EDITORIAL - Deadly argument

Unlike ambassadors and other diplomats, consular officers normally do not enjoy full immunity from arrest, detention and prosecution in the host country. The 1963 Vienna Convention on Consular Relations, which is different from the convention on diplomatic relations, only details how consular officers must be treated in case the “receiving State” or host country decides to subject them to criminal prosecution. 

One provision states: “Consular officers shall not be liable to arrest or detention pending trial, except in the case of a grave crime and pursuant to a decision by the competent judicial authority.” For sure, double murder and frustrated murder constitute “a grave crime.”

The convention, however, is not being applied to the individuals involved in an argument in a restaurant in Cebu the other day wherein a Chinese consular officer allegedly shot dead two of her Chinese colleagues and wounded their consul general. The suspect and her husband, who both claimed not to speak English, did not resist being taken in for police questioning.

The Philippine government says full diplomatic immunity was extended to consular officers of both countries under a bilateral agreement approved in 2009 that amended the Vienna Convention. Probably because the victims and suspects are all Chinese citizens working in their own consulate, the Philippine government is readily sending all of them back to their country. Their prosecution in China is certain to be infinitely faster than in the Philippines, with the punishment implemented swiftly.

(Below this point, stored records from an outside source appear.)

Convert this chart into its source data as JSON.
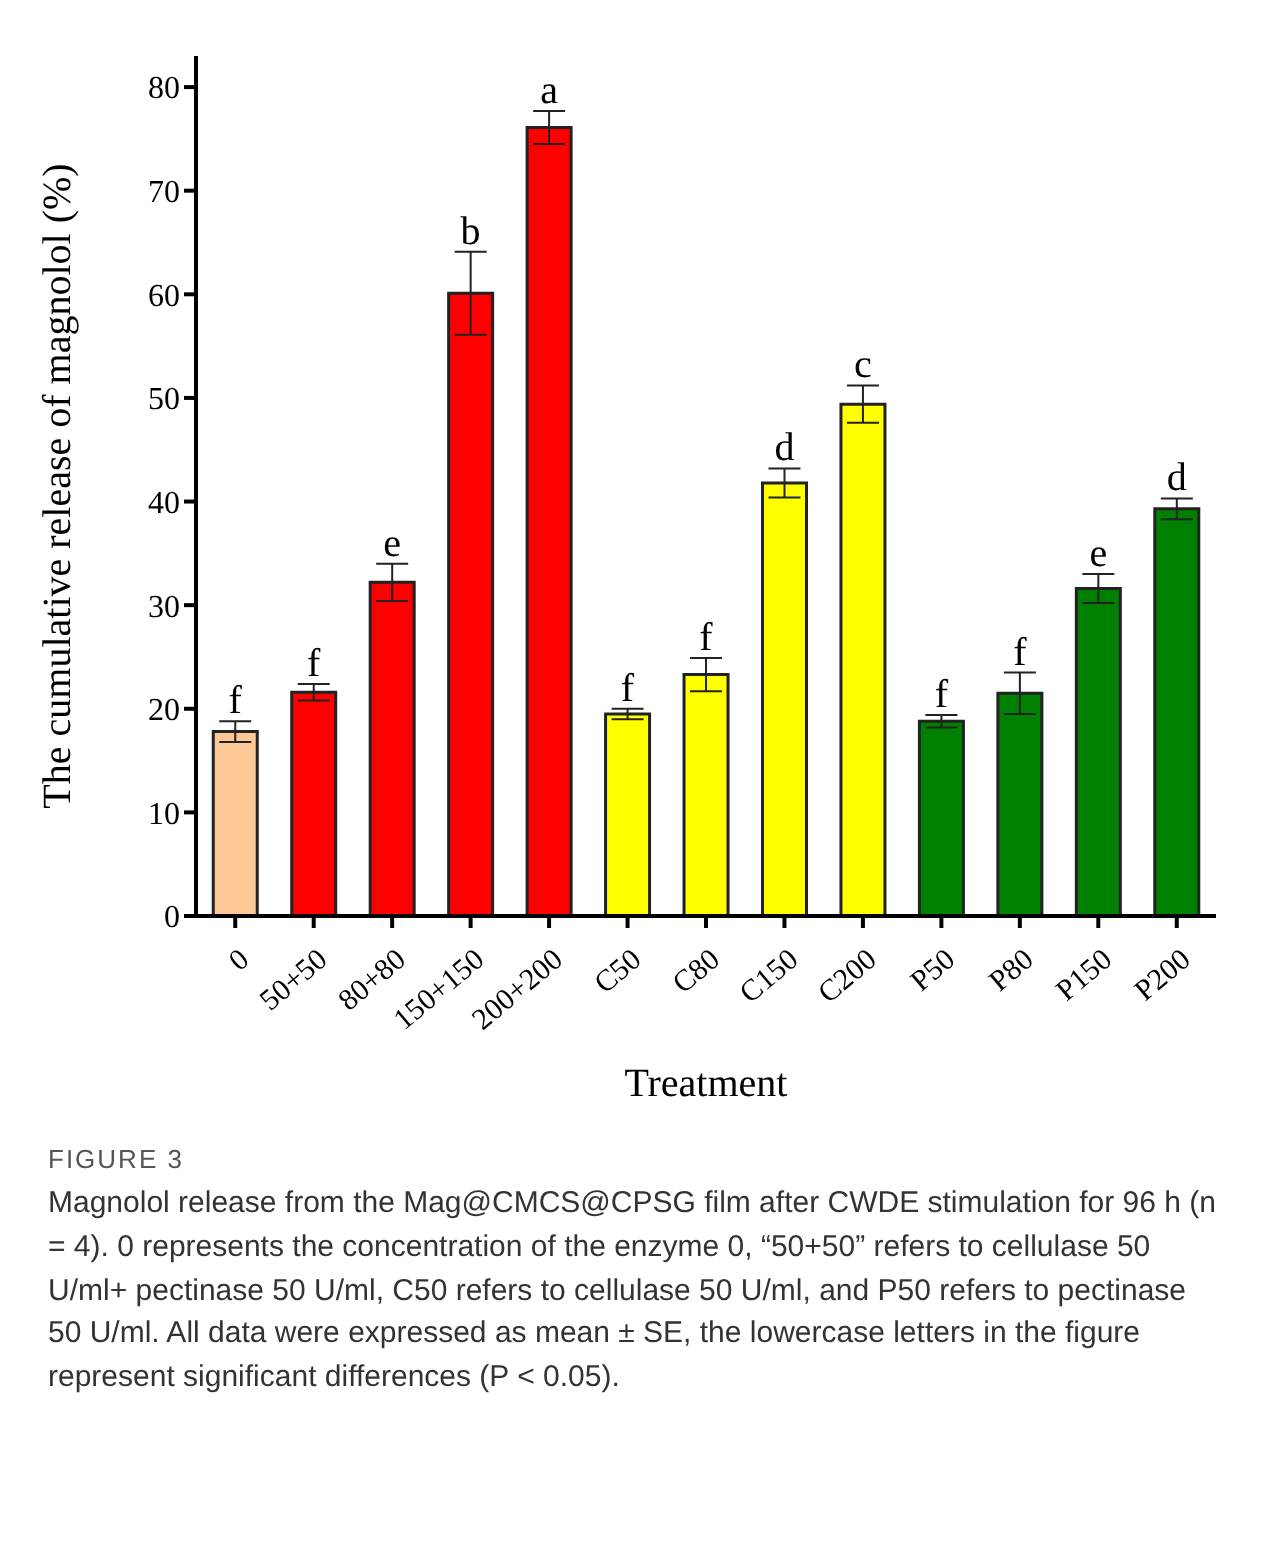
{
  "chart_data": {
    "type": "bar",
    "xlabel": "Treatment",
    "ylabel": "The cumulative release of magnolol (%)",
    "categories": [
      "0",
      "50+50",
      "80+80",
      "150+150",
      "200+200",
      "C50",
      "C80",
      "C150",
      "C200",
      "P50",
      "P80",
      "P150",
      "P200"
    ],
    "values": [
      17.8,
      21.6,
      32.2,
      60.1,
      76.1,
      19.5,
      23.3,
      41.8,
      49.4,
      18.8,
      21.5,
      31.6,
      39.3
    ],
    "errors": [
      1.0,
      0.8,
      1.8,
      4.0,
      1.6,
      0.5,
      1.6,
      1.4,
      1.8,
      0.6,
      2.0,
      1.4,
      1.0
    ],
    "colors": [
      "#fdc896",
      "#ff0000",
      "#ff0000",
      "#ff0000",
      "#ff0000",
      "#ffff00",
      "#ffff00",
      "#ffff00",
      "#ffff00",
      "#008000",
      "#008000",
      "#008000",
      "#008000"
    ],
    "ylim": [
      0,
      83
    ],
    "yticks": [
      0,
      10,
      20,
      30,
      40,
      50,
      60,
      70,
      80
    ],
    "grid": false,
    "legend": false,
    "annotations": [
      {
        "text": "f",
        "x": "0",
        "y": 18.8
      },
      {
        "text": "f",
        "x": "50+50",
        "y": 22.4
      },
      {
        "text": "e",
        "x": "80+80",
        "y": 34.0
      },
      {
        "text": "b",
        "x": "150+150",
        "y": 64.1
      },
      {
        "text": "a",
        "x": "200+200",
        "y": 77.7
      },
      {
        "text": "f",
        "x": "C50",
        "y": 20.0
      },
      {
        "text": "f",
        "x": "C80",
        "y": 24.9
      },
      {
        "text": "d",
        "x": "C150",
        "y": 43.2
      },
      {
        "text": "c",
        "x": "C200",
        "y": 51.2
      },
      {
        "text": "f",
        "x": "P50",
        "y": 19.4
      },
      {
        "text": "f",
        "x": "P80",
        "y": 23.5
      },
      {
        "text": "e",
        "x": "P150",
        "y": 33.0
      },
      {
        "text": "d",
        "x": "P200",
        "y": 40.3
      },
      "FIGURE 3",
      "Magnolol release from the Mag@CMCS@CPSG film after CWDE stimulation for 96 h (n = 4). 0 represents the concentration of the enzyme 0, “50+50” refers to cellulase 50 U/ml+ pectinase 50 U/ml, C50 refers to cellulase 50 U/ml, and P50 refers to pectinase 50 U/ml. All data were expressed as mean ± SE, the lowercase letters in the figure represent significant differences (P < 0.05)."
    ]
  }
}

Before the suspects are sent back, however, the Philippine government must be reassured that the argument was not over any anomalous activity involving Filipinos. Since the shooting over lunch celebrating the birthday of wounded Consul General Song Rong Hua, there have been ugly speculations about what might have prompted the principal suspect, Guo Jing, to open fire on her boss and two consulate colleagues. You don’t take two lives and try to take a third over trivial matters. The two governments must put to rest suspicions that the argument was over illegal activities or money deals gone sour involving Filipinos.